One of those parts of the world is the African continent. Of the 66 countries that criminalise same-sex relations, 32 are in Africa. The continent has a poor reputation when it comes to the violation of the rights of LGBTQ+ people. Political, religious and traditional leaders’ create systems that exclude sexual and gender minorities because of the idea that homosexuality is “un-African”, despite research and historical accounts detailing homosexual behaviour in pre-colonial African societies.

There is no objective multilateral institution on the continent that is actively lobbying countries to prioritise human rights protection laws and policies, especially with regard to LGBTQ+ people. 
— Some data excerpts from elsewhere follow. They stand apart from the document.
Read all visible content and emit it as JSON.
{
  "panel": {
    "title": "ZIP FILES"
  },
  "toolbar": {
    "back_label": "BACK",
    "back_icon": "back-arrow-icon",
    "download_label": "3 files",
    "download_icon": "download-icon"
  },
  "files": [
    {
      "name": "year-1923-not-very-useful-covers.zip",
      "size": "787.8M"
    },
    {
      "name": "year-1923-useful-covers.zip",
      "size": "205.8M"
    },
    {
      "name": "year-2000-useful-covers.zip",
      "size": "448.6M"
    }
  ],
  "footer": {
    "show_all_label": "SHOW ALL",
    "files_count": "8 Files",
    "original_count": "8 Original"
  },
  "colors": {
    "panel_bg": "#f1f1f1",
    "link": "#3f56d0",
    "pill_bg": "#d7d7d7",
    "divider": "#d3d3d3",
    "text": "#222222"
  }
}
That the African Union is silent about the violation of the human rights of the LGBTQ+ community is shocking, given that under international human rights law, everyone is protected against discrimination based on their sexual orientation, gender identity and/or expression and sex characteristics. Authorities in many African countries have signed international treaties that commit them to protect human rights, yet they continue to implement and introduce legislation that singles out and discriminates against individuals on the basis of their sexual orientation or gender identity and expression.

For example, leaders in Ghana, Uganda, Nigeria and Tanzania have, in recent years, initiated vocal attacks against LGBTQ+ people. Cameroon enforces section 347 of its penal code, which punishes “sexual relations between persons of the same sex” with up to five years in prison. 

At least 27 people were arrested in Cameroon in the first quarter of 2021, and in the same period this year at least 11 victims of mob violence were detained for alleged consensual same-sex conduct and gender nonconformity. In May 2021, two transgender women received prison sentences of five years each under the law that forbids same-sex relations. 

In North Africa, Tunisian security forces target activists working on issues related to sexual orientation and gender identity at protests, through arbitrary arrest, physical assault and threats. Egypt continues to arrest, detain and torture LGBTQ+ people, as noted in a joint statement delivered in March 2021 on behalf of 32 countries at the United Nations Human Rights Council condemning Egypt’s human rights record.

Not all is doom and gloom on the African continent. Legal opposition and challenges to the oppressive laws by civil society groups and activists are increasing. For example, in 2019, Kenya’s high court upheld that the country’s sodomy laws were not discriminatory because the laws applied to everyone, regardless of sexual orientation. Activists have appealed the decision, but no court date has been set. In Mauritius, three cases are challenging the constitutionality of a law that punishes consensual same-sex conduct with up to five years in prison on the basis that the Mauritius’s Equal Opportunities Act protects against discrimination based on sexual orientation, including in employment, education and accommodation.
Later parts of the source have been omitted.